11 A historical phenomenon, purely and completely known and resolved into an object of knowledge, is, for the person who has recognized it, dead. In it the person perceives the delusion, the injustice, the blind suffering, and generally the entire temporal dark horizon of that phenomenon and, at the same time, in the process he perceives his own historical power. This power has now become for him, as a knower, powerless, but perhaps not yet for him as a living person.

12 History, conceived as pure knowledge, once it becomes sovereign, would be a kind of conclusion to living and a final reckoning for humanity. Only when historical culture is ruled and led by a higher force and does not itself govern and lead does it bring with it a powerful new stream of life, a developing culture for example, something healthy with future promise.

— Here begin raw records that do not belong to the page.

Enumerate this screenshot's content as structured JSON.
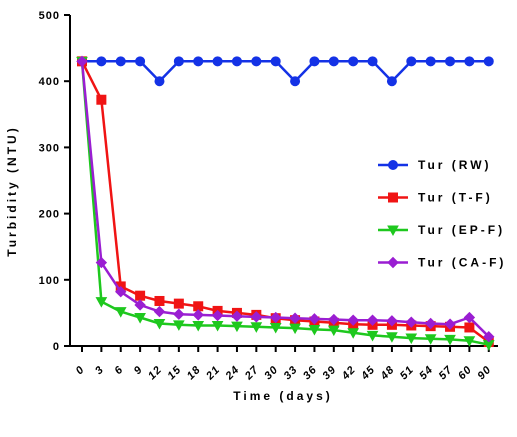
{
  "chart_data": {
    "type": "line",
    "xlabel": "Time (days)",
    "ylabel": "Turbidity (NTU)",
    "ylim": [
      0,
      500
    ],
    "yticks": [
      0,
      100,
      200,
      300,
      400,
      500
    ],
    "x": [
      "0",
      "3",
      "6",
      "9",
      "12",
      "15",
      "18",
      "21",
      "24",
      "27",
      "30",
      "33",
      "36",
      "39",
      "42",
      "45",
      "48",
      "51",
      "54",
      "57",
      "60",
      "90"
    ],
    "legend_position": "right",
    "series": [
      {
        "name": "Tur (RW)",
        "color": "#1432e6",
        "marker": "circle",
        "values": [
          430,
          430,
          430,
          430,
          400,
          430,
          430,
          430,
          430,
          430,
          430,
          400,
          430,
          430,
          430,
          430,
          400,
          430,
          430,
          430,
          430,
          430
        ]
      },
      {
        "name": "Tur (T-F)",
        "color": "#f01414",
        "marker": "square",
        "values": [
          430,
          372,
          90,
          76,
          68,
          64,
          60,
          53,
          50,
          47,
          42,
          39,
          37,
          35,
          33,
          32,
          32,
          31,
          30,
          29,
          28,
          6
        ]
      },
      {
        "name": "Tur (EP-F)",
        "color": "#1ec81e",
        "marker": "triangle-down",
        "values": [
          430,
          67,
          52,
          43,
          34,
          32,
          31,
          31,
          30,
          29,
          28,
          27,
          25,
          24,
          20,
          16,
          14,
          12,
          11,
          10,
          8,
          2
        ]
      },
      {
        "name": "Tur (CA-F)",
        "color": "#9a1ed2",
        "marker": "diamond",
        "values": [
          430,
          126,
          82,
          62,
          52,
          48,
          47,
          46,
          45,
          44,
          43,
          42,
          41,
          40,
          39,
          39,
          38,
          36,
          34,
          33,
          43,
          14
        ]
      }
    ]
  }
}
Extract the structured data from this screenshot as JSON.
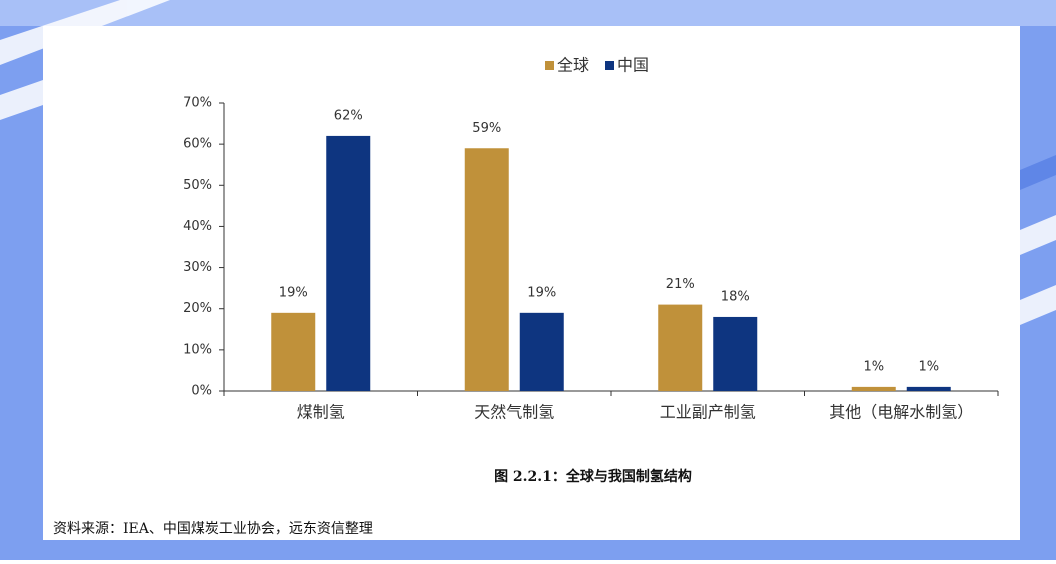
{
  "chart_data": {
    "type": "bar",
    "categories": [
      "煤制氢",
      "天然气制氢",
      "工业副产制氢",
      "其他（电解水制氢）"
    ],
    "series": [
      {
        "name": "全球",
        "color": "#c0913a",
        "values": [
          19,
          59,
          21,
          1
        ],
        "value_labels": [
          "19%",
          "59%",
          "21%",
          "1%"
        ]
      },
      {
        "name": "中国",
        "color": "#0e3580",
        "values": [
          62,
          19,
          18,
          1
        ],
        "value_labels": [
          "62%",
          "19%",
          "18%",
          "1%"
        ]
      }
    ],
    "ylim": [
      0,
      70
    ],
    "yticks": [
      {
        "value": 0,
        "label": "0%"
      },
      {
        "value": 10,
        "label": "10%"
      },
      {
        "value": 20,
        "label": "20%"
      },
      {
        "value": 30,
        "label": "30%"
      },
      {
        "value": 40,
        "label": "40%"
      },
      {
        "value": 50,
        "label": "50%"
      },
      {
        "value": 60,
        "label": "60%"
      },
      {
        "value": 70,
        "label": "70%"
      }
    ],
    "grid": false,
    "legend": "top"
  },
  "caption": "图 2.2.1：全球与我国制氢结构",
  "source": "资料来源：IEA、中国煤炭工业协会，远东资信整理"
}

13 Insofar as history stands in the service of life, it stands in the service of an unhistorical power and will therefore, in this subordinate position, never be able to (and should never be able to) become pure science, something like mathematics. However, the problem to what degree living requires the services of history generally is one of the most important questions and concerns with respect to the health of a human being, a people, or a culture. For with a certain excess of history, living crumbles away and degenerates. Moreover, history itself also degenerates through this decay.

2. Alludes to Cratylus who came to the view that, since no true statement can be made about a thing which is always changing, one ought to say nothing, but only move one's finger (cf. Aristotle, Metaphysics, V, 1013, a13).

3. "The man of action is always without conscience; no one has a conscience except the observer," from "Sprüche in Prosa," quoted in Gedanken aus Goethe's Werken, ed. Hermann Levi, F. Bruckmann, A. G. Munich, no date, 4th ed., p. 80.

4. Probably Barthold Georg Niebuhr.

5. Dialogues Concerning Natural Religion, Part X, quoted from John Dryen, Aureng-Zebe, Act IV, Scene 1.

6. From Leopardi's poem, "A se stesso," (To himself), Trans. Edwin Morgan.